The watch can be placed on a surface of a gateway 200. Gateway 200 is provided for this purpose with support elements 210 which facilitate placing of watch case 101. A recess can be provided here so that watch-strap 102 need not be removed. Measuring device 100 and gateway 200 are further configured for wireless charging of battery 140 by gateway 200, for instance in accordance with the Qi standard. Gateway 200 can be provided here with a battery level indicator 220.

Gateway 200 preferably communicates wirelessly with transmitting unit 160. This latter can be embodied as a transmitting/receiving unit so that measuring device 100 not only sends data but can also receive data or commands, for instance for the purpose of adjusting measuring device 100.

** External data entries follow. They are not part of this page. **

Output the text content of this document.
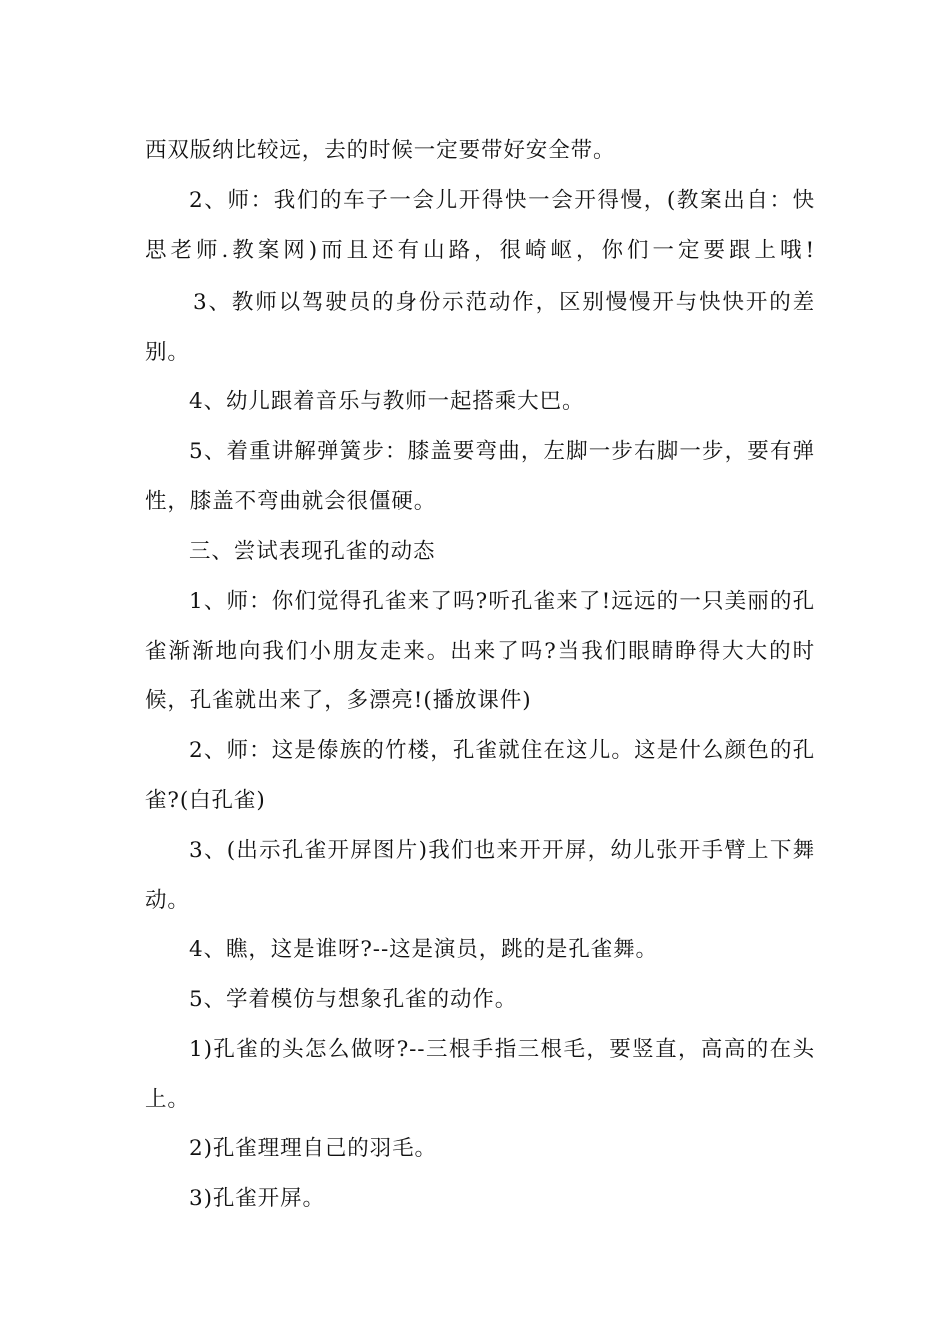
西双版纳比较远，去的时候一定要带好安全带。
2、师：我们的车子一会儿开得快一会开得慢，(教案出自：快
思老师.教案网)而且还有山路，很崎岖，你们一定要跟上哦!
3、教师以驾驶员的身份示范动作，区别慢慢开与快快开的差
别。
4、幼儿跟着音乐与教师一起搭乘大巴。
5、着重讲解弹簧步：膝盖要弯曲，左脚一步右脚一步，要有弹
性，膝盖不弯曲就会很僵硬。
三、尝试表现孔雀的动态
1、师：你们觉得孔雀来了吗?听孔雀来了!远远的一只美丽的孔
雀渐渐地向我们小朋友走来。出来了吗?当我们眼睛睁得大大的时
候，孔雀就出来了，多漂亮!(播放课件)
2、师：这是傣族的竹楼，孔雀就住在这儿。这是什么颜色的孔
雀?(白孔雀)
3、(出示孔雀开屏图片)我们也来开开屏，幼儿张开手臂上下舞
动。
4、瞧，这是谁呀?--这是演员，跳的是孔雀舞。
5、学着模仿与想象孔雀的动作。
1)孔雀的头怎么做呀?--三根手指三根毛，要竖直，高高的在头
上。
2)孔雀理理自己的羽毛。
3)孔雀开屏。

Gateway 200 is preferably connected to the Internet so that measuring device 100 can send the locally stored data to a central storage unit such as shown in figure 1. Gateway 200 can for this purpose comprise a setting in which an address of the central storage unit is shown. This address can be programmed following manufacture of gateway 200 so that the user does not need to install it. Measuring device 100 can be further configured to communicate with gateway 200 in the sense that the user does not need to adjust any settings. If Bluetooth is used as communication protocol between gateway 200 and measuring device 100, gateway 200 and/or measuring device 100 can be provided with operating means, such as a button, in order to place the respective device in the pairing mode, and/or operating means for confirming a Bluetooth connection between gateway 200 and measuring device 100.

In an exemplary application a person wears the watch shown in figure 4. Gateway 200 is installed here in the home of the person. Because of the local memory in the watch it is possible for the required measurements to be performed during the day even if the user is not in the communication range of gateway 200. However, when the person comes home and is in the communication range of gateway 200, the watch will send the data to the central storage unit via gateway 200. The transmitted data can then be deleted from the local memory if necessary or desired. The person can also recharge the watch by placing it on top of gateway 200.

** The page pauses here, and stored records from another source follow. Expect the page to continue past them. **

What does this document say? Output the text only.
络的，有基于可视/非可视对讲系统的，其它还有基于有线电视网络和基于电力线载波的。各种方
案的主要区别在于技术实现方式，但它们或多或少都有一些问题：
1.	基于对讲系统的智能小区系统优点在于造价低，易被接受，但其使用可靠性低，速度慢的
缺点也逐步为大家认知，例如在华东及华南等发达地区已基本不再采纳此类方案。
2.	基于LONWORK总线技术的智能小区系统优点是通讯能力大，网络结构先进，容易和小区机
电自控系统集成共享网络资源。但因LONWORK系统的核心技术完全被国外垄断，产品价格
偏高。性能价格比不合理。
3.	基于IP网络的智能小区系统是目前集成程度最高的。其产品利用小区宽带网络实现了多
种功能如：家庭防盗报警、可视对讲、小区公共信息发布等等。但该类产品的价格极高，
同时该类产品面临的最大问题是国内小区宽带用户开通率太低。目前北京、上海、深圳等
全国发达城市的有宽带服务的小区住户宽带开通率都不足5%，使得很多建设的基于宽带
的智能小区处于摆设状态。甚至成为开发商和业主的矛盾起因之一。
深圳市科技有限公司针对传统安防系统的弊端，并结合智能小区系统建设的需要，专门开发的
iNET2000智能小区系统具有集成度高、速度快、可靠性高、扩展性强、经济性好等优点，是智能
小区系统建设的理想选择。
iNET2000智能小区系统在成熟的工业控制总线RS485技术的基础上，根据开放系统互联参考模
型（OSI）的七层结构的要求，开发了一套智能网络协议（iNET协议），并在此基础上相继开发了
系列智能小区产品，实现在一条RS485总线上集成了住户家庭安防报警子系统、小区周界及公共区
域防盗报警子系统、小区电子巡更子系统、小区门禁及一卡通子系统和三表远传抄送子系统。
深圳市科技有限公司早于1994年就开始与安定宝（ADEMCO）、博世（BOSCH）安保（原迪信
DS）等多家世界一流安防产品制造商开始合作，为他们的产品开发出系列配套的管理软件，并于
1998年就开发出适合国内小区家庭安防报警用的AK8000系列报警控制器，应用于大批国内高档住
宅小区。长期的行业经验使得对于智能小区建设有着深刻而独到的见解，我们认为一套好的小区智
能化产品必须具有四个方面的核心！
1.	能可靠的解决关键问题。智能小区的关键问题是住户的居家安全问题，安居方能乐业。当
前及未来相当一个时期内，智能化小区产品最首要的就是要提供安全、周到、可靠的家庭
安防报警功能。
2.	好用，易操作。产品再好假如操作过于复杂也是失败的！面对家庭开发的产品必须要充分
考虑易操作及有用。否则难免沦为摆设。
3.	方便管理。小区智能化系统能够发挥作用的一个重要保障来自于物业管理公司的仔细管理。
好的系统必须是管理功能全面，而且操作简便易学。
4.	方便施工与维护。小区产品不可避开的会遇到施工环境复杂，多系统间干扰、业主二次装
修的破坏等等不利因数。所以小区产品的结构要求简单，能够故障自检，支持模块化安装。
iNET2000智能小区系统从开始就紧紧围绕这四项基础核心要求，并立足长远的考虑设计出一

The present invention therefore provides a highly advantageous system for obtaining objective data relating to the medical condition. It moreover enables a doctor to draw up or change a treatment plan in targeted manner.

It will be apparent to the skilled person that the present invention is not limited to the above described embodiments, but that the scope of protection is defined solely by the appended claims and the equivalents thereof.

An example hereof is that the tremor information can additionally or alternatively give an indication of the tremor which corresponds to the qualification by means of a Meerwaldt chart. Patient episodes are recorded here. This qualification can take place automatically by means of said one or more sensors for measuring movement information relating to the body or a body part of the person. By way of example measurements from a multi-axis motion sensor, such as a 9-axis motion sensor, can be used to qualify the condition of the user. A good condition can be identified here, and a poor condition characterized by stiffness and slowness, as well as episodes of dyskinesia. A user can additionally input this qualification him/herself as a form of user indication concerning tremor perception.